In order to accentuate the minuscule size of his preemies, Couney began resorting to some tricks: if the baby wasn’t small enough, he would add more blankets around his little body, to make him look tinier. Madame Louise Recht, a nurse who had been by Couney’s side since the very first exhibitions in Paris, from time to time would slip her ring over the babies’ hands, to demonstrate how thin their wrists were: but in reality the ring was oversized even for the nurse’s fingers.

Madame Louise Recht con uno dei neonati.

Madame Louise Recht with a newborn baby.

Preemie wearing on his wrist the nurse’s sparkler.

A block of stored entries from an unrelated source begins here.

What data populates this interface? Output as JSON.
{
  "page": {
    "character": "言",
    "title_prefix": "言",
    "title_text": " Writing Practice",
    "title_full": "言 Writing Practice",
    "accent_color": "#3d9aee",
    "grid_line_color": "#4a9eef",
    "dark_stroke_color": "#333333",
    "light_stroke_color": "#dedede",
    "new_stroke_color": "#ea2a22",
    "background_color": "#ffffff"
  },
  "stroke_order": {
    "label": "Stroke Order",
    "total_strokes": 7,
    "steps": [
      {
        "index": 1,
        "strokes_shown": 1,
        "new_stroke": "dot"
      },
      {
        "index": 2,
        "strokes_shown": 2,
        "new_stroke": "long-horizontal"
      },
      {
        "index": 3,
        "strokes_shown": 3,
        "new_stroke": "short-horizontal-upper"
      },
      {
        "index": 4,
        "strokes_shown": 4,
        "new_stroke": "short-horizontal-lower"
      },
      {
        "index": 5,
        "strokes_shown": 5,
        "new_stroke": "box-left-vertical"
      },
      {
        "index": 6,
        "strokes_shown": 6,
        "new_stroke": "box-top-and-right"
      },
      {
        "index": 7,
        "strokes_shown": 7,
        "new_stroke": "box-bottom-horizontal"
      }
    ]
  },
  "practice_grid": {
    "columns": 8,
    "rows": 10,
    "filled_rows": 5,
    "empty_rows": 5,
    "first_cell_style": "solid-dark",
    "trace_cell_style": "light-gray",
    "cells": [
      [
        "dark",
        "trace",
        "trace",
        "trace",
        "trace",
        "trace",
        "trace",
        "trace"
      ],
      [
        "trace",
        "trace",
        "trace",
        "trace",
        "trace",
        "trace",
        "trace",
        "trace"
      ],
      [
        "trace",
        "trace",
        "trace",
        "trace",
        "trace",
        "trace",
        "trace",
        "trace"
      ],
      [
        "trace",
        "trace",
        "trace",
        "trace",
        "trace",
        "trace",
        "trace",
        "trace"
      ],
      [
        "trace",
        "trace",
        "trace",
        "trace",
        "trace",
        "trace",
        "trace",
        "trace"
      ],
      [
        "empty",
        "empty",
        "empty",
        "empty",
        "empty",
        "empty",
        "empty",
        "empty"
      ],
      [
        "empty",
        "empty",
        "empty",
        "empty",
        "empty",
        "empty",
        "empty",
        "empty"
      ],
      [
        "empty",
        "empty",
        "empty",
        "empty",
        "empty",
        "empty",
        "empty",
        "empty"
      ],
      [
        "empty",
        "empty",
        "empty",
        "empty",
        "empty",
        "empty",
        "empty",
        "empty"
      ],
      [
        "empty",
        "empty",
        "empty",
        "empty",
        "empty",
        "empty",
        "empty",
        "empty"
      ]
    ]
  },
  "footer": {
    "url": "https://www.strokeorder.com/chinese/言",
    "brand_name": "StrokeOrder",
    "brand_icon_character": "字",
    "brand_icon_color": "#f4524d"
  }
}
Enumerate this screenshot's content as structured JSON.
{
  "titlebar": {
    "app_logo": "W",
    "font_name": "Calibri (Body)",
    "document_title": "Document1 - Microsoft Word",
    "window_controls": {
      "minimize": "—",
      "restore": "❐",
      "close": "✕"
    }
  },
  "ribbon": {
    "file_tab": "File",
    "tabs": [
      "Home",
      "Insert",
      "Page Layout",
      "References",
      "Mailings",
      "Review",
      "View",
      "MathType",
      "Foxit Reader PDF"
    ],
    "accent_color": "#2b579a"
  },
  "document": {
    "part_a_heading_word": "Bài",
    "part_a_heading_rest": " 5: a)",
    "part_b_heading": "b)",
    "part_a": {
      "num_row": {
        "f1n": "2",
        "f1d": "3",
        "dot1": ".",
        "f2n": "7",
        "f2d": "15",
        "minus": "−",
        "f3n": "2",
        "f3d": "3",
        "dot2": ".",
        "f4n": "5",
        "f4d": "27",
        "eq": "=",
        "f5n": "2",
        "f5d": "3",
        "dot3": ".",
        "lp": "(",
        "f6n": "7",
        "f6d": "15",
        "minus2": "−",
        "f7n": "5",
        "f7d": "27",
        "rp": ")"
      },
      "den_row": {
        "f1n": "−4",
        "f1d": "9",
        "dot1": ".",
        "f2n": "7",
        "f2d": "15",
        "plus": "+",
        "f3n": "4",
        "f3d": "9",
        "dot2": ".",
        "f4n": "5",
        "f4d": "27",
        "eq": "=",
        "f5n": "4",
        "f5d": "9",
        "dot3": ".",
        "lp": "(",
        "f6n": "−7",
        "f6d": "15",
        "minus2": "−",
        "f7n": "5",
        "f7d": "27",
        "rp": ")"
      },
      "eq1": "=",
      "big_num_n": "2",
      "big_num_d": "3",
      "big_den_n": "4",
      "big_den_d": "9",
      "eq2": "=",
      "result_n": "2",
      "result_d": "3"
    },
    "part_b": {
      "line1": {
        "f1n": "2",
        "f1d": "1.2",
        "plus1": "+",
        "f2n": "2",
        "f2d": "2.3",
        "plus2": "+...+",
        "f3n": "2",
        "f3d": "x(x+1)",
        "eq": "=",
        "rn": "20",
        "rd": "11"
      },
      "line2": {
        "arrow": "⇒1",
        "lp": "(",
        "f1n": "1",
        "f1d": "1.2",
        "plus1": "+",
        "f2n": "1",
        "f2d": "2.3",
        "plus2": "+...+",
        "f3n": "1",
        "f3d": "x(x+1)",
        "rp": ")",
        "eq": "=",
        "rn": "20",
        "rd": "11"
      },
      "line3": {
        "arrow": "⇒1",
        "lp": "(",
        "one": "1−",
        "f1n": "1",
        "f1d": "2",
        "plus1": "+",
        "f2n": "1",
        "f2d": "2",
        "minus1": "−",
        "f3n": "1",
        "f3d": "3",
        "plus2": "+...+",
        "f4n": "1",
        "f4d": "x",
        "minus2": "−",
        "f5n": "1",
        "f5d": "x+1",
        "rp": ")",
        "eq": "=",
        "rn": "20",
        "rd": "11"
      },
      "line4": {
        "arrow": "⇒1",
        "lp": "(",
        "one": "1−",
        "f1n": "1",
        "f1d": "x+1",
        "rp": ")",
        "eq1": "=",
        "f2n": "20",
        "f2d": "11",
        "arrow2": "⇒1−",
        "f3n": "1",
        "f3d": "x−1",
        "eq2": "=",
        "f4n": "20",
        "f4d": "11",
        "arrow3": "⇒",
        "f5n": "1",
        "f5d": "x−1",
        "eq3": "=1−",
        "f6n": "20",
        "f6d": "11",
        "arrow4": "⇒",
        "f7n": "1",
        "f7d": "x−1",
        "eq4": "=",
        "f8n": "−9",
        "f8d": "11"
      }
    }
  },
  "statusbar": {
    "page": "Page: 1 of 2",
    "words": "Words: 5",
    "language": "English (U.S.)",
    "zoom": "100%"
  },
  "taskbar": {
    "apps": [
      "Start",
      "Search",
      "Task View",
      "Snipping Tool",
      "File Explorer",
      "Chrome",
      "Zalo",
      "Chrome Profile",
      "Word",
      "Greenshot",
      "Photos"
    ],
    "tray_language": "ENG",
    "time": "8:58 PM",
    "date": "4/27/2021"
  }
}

Couney’s enterprise, which soon grew into two separate incubation centers (one in Luna Park and the other in Dreamland), could seem quite cynical today. But it actually was not.
All the babies hosted in his attractions had been turned down by city hospitals, and given back to the parents who had no hope of saving them; the “Doctor Incubator” promised families that he would treat the babies without any expense on their part, as long as he could exhibit the preemies in public. The 25 cents people paid to see the newborn babies completely covered the high incubation and feeding expenses, even granting a modest profit to Couney and his collaborators. This way, parents had a chance to see their baby survive without paying a cent, and Couney could keep on raising awareness about the importance and effectiveness of his method.
Couney did not make any race distinction either, exhibiting colored babies along with white babies — an attitude that was quite rare at the beginning of the century in America. Among the “guests” displayed in his incubators, was at one point Couney’s own premature daughter, Hildegarde, who later became a nurse and worked with her father on the attraction.

Nurses with babies at Flushing World Fair, NY. At the center is Couney’s daughter, Hildegarde.

Besides his two establishments in Coney Island (one of which was destroyed during the 1911 terrible Dreamland fire), Couney continued touring the US with his incubators, from Chicago to St. Louis, to San Francisco.
In forty years, he treated around 8000 babies, and saved at least 6500; but his endless persistence in popularizing the incubator had much lager effects. His efforts, on the long run, contributed to the opening of the first neonatal intensive care units, which are now common in hospitals all around the world.

After a peak in popularity during the first decades of the XX Century, at the end of the 30s the success of Couney’s incubators began to decrease. It had become an old and trite attraction.
When the first premature infant station opened at Cornell’s New York Hospital in 1943, Couney told his nephew: “my work is done“. After 40 years of what he had always considered propaganda for a good cause, he definitively shut down his Coney Island enterprise.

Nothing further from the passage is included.